Quel est, sur ce point, la proposition socialiste ? Serait-ce : laissons tout le produit au travailleur ? Cela n’aurait aucun sens puisque les travailleurs n’ont plus de capital constant à avancer depuis la fin de la période artisanale. Serait-ce alors : laissons tout le produit au capitaliste, ou à l’entreprise, ou encore à l’État capitaliste, et donnons au travailleur, en monnaie, non seulement le montant de son salaire, mais aussi une partie du profit, de façon que travail nécessaire et plus-value, à savoir salaire et plus-value, lui soient payés ?

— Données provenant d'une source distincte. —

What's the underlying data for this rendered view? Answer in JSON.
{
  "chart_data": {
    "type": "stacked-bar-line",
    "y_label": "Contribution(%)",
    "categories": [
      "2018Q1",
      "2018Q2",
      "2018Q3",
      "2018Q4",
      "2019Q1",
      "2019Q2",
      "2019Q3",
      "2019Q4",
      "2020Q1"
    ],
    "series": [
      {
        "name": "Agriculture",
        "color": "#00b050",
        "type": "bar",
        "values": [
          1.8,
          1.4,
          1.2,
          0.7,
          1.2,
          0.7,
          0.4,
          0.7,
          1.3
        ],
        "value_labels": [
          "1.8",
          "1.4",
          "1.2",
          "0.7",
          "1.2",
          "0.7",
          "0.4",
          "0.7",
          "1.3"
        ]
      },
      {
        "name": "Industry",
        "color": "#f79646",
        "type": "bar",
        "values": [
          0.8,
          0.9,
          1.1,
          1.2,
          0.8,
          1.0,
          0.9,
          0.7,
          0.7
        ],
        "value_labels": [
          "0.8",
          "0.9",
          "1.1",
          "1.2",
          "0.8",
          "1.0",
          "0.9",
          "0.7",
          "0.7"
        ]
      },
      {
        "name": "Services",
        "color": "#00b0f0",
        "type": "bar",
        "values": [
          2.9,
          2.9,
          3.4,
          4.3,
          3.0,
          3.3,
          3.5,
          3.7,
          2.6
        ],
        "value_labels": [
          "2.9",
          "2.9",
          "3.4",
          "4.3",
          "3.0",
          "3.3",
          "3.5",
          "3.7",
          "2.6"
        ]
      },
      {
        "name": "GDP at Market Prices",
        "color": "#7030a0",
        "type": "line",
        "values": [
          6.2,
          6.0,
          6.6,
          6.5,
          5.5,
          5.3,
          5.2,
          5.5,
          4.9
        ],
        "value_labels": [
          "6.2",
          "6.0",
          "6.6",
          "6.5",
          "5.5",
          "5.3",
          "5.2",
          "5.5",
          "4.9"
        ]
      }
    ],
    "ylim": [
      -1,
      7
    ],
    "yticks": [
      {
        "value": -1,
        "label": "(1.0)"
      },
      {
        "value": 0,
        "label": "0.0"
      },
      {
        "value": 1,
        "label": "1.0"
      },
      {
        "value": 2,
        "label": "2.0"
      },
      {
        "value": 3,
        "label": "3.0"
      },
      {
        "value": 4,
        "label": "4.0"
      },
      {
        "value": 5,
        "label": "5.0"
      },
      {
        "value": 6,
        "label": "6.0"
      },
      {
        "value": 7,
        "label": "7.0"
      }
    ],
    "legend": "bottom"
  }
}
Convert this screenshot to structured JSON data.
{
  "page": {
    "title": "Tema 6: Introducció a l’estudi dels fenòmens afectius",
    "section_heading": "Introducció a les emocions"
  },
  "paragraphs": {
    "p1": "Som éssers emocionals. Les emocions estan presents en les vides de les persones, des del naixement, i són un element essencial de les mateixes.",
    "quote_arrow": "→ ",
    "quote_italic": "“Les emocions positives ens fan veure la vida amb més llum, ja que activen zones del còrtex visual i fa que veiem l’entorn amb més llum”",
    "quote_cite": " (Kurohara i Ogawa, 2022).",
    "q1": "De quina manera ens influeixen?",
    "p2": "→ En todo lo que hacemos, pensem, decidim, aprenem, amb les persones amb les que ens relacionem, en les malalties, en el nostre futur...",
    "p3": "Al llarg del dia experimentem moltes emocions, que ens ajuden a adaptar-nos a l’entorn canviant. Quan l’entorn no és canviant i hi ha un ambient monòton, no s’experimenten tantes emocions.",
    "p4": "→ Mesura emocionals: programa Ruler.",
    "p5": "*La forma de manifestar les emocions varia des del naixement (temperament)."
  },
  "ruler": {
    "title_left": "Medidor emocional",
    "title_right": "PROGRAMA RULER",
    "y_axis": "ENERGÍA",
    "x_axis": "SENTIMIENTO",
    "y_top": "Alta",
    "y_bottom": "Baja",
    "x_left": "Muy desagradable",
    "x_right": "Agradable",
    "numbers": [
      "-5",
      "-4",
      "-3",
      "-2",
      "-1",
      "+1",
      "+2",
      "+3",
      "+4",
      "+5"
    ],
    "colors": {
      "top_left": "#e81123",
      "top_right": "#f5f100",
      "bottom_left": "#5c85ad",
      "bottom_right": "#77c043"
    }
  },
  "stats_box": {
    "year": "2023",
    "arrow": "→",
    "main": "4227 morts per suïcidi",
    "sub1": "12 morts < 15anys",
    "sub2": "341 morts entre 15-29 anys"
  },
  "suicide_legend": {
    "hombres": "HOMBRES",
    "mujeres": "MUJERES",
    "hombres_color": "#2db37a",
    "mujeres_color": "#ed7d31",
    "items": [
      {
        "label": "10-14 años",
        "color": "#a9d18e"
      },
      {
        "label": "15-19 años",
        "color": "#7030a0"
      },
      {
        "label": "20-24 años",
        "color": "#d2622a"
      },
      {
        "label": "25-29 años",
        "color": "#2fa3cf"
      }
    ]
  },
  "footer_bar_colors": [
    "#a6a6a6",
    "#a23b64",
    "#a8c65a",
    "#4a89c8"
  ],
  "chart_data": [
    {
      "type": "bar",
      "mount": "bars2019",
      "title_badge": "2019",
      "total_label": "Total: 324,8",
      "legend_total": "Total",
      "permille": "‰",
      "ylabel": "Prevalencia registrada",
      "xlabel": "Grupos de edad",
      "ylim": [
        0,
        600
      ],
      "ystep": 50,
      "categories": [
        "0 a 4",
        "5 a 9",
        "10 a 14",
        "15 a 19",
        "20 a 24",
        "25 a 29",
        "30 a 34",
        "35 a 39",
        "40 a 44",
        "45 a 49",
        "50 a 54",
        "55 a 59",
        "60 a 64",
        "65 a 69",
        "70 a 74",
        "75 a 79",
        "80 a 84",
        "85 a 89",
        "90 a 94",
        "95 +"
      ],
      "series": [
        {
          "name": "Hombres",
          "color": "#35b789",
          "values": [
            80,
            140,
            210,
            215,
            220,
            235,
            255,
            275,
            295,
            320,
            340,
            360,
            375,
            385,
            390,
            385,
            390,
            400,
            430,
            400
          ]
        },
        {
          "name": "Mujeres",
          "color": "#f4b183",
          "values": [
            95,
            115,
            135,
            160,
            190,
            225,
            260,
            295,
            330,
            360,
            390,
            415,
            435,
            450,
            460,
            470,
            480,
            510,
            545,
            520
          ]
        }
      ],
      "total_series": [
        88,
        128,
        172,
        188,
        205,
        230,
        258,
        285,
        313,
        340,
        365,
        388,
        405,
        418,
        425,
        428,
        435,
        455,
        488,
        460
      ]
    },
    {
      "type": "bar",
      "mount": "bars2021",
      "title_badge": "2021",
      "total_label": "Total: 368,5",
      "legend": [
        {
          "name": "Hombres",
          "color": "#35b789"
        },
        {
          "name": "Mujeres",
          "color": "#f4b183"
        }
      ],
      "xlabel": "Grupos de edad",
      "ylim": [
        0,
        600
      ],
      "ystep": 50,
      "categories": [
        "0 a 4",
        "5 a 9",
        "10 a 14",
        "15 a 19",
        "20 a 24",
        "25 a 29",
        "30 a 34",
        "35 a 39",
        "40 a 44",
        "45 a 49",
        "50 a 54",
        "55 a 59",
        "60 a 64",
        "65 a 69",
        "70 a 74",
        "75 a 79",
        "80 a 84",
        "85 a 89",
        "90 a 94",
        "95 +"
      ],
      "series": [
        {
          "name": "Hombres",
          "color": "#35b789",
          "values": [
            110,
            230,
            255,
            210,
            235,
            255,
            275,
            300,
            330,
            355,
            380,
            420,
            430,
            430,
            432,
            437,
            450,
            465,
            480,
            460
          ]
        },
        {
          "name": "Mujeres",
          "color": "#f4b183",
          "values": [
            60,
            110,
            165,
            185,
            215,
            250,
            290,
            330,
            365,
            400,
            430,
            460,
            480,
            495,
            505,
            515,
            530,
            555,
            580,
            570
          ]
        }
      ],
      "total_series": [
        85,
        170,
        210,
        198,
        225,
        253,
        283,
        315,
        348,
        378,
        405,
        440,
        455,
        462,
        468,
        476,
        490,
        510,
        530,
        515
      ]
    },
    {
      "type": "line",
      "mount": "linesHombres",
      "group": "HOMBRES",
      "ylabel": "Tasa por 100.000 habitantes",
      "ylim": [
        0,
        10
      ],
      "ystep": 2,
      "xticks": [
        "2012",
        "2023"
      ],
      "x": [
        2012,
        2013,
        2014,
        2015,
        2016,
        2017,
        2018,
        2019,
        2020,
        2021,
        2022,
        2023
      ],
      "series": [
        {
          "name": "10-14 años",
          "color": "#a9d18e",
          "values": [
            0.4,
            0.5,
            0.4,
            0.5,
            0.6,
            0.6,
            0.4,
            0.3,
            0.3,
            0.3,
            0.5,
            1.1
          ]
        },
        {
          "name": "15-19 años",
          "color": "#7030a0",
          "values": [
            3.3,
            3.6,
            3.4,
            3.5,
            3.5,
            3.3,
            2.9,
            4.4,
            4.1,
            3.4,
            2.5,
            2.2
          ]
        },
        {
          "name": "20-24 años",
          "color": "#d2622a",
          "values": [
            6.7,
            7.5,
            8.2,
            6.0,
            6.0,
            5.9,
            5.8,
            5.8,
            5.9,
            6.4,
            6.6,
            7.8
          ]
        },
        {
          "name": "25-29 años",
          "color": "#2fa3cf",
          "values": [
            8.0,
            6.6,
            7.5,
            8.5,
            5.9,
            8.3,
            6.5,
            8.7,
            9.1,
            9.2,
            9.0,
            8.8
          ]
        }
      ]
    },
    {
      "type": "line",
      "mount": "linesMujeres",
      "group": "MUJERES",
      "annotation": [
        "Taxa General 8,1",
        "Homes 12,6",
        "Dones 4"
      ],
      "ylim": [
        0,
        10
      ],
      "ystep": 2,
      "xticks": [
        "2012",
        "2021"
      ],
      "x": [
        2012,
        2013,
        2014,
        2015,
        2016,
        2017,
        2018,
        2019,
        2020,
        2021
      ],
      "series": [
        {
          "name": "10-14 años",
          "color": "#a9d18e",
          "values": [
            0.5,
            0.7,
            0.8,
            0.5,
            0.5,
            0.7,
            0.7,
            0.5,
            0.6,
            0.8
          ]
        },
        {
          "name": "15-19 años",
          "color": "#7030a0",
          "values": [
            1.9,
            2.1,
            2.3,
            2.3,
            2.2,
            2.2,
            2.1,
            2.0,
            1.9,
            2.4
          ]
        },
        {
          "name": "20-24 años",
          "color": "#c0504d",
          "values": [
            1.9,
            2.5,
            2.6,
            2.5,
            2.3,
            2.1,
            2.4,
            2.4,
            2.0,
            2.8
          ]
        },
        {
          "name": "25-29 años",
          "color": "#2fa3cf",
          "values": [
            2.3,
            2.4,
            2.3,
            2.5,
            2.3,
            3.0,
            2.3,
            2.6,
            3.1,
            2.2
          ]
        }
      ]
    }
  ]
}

Il y a déjà 75 ans, Marx a écrit dans le même texte : « C’est précisément en se basant là-dessus que, depuis cinquante ans et plus, les économistes ont démontré que le socialisme ne peut supprimer la misère qui est d’origine naturelle, mais ne peut que l’universaliser, la répandre du même coup sur toute la surface de la société ».
Ne restons donc pas en arrière de 125 ans, ne revenons pas au socialisme humanitaire, libéral, libertaire, en un mot, à ce que l’on pourrait bien appeler socialisme romantique, par opposition avec l’économisme classique contre lequel nous luttons. Cela peut paraître étrange, mais Staline est un socialiste romantique.
La proposition socialiste et communiste est tout autre. A la fin du cycle, on ne s’exprimera plus en termes de valeur, mais on dira simplement : la société récupère le travail de tout le monde, travail spontané si possible, et obligatoire si nécessaire; elle assure la consommation de tout le monde, consommation illimitée si possible, et contingentée si nécessaire.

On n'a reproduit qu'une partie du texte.